Nell’ottica che precede, dunque, occorre valutare, innanzitutto, se e quali probabilità ha il socio di ottenere la parziale restituzione di quanto versato alla Cooperativa.
Ciò posto, la procedura di Liquidazione coatta è affidata all’Autorità amministrativa (MISE), la quale compie l’istruttoria ed all’esito emette il provvedimento se ricorrono i presupposti.
Nel caso di specie, può esserci stato un supplemento di istruttoria ovvero non è stata ravvisata l’opportunità del provvedimento.
Il socio receduto, in quanto in contenzioso per il recupero del proprio credito, può chiedere le informazioni al MISE, obbligato al rendiconto in ragione della legge sulla trasparenza degli atti amministrativi.
Si ritiene, comunque, che, nel caso della presumibile incapienza della Cooperativa, il socio receduto abbia interesse a rilevare eventuali responsabilità degli amministratori, al fine di valutare l’opportunità di intentare un giudizio di responsabilità in loro danno per ottenere il relativo risarcimento.

Quesito del 27/01/2018

Sono il presidente di una coop. a proprietà indivisa, siamo in possesso dell’autorizzazione del mistero per poter assegnare ai nostri soci l’appartamento in proprietà individuale con atto notarile.

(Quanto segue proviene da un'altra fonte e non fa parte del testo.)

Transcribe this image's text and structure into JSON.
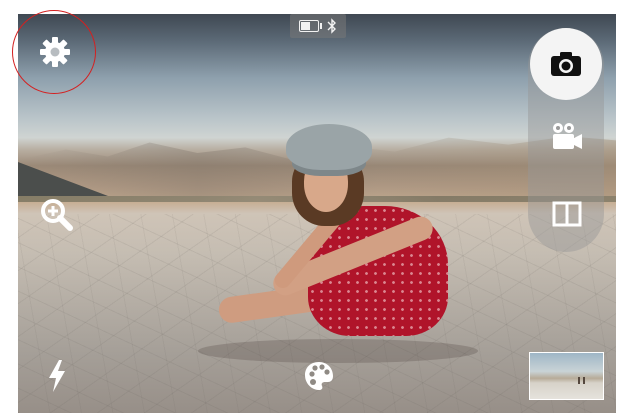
{
  "app": {
    "screen": "camera-viewfinder"
  },
  "status_bar": {
    "battery_level": 0.6,
    "icons": [
      "battery-icon",
      "bluetooth-icon"
    ]
  },
  "controls": {
    "settings": {
      "icon": "gear-icon",
      "highlight_color": "#d42020"
    },
    "zoom": {
      "icon": "zoom-in-icon"
    },
    "flash": {
      "icon": "flash-icon"
    },
    "filters": {
      "icon": "palette-icon"
    }
  },
  "mode_rail": {
    "modes": [
      {
        "id": "photo",
        "icon": "camera-icon",
        "selected": true
      },
      {
        "id": "video",
        "icon": "video-camera-icon",
        "selected": false
      },
      {
        "id": "split",
        "icon": "split-view-icon",
        "selected": false
      }
    ]
  },
  "gallery": {
    "icon": "last-photo-thumbnail"
  },
  "colors": {
    "icon": "#ffffff",
    "shutter_bg": "#f4f4f4",
    "rail_bg": "rgba(150,150,150,0.45)",
    "highlight": "#d42020"
  }
}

Poiché solo 15 soci su 22 aderiscono a questo passaggio, ci troviamo all’interno della società con soci che hanno l’uso e godimento e soci in diritto di proprietà.
Quest’ultimi posso crearsi un condominio all’interno della compagine societaria? Quando possiamo liquidare la coop.?

Risposta al quesito:
Sembra evidente che il quesito riguardi esclusivamente il periodo tra l’ottenimento del nulla osta e la stipula degli atti pubblici (che dovrebbe essere molto breve!!!).
In ogni caso la Cooperativa può deliberare l’istituzione di un Condominio provvisorio con gestione separata fino alla stipula degli atti pubblici di assegnazione in proprietà, compiuti i quali insorge il nuovo Condominio ex lege composto dalle unità immobiliari assegnate e le unità immobiliari della Cooperativa (soci singoli condomini + Cooperativa unico condomino per le unità di sua spettanza).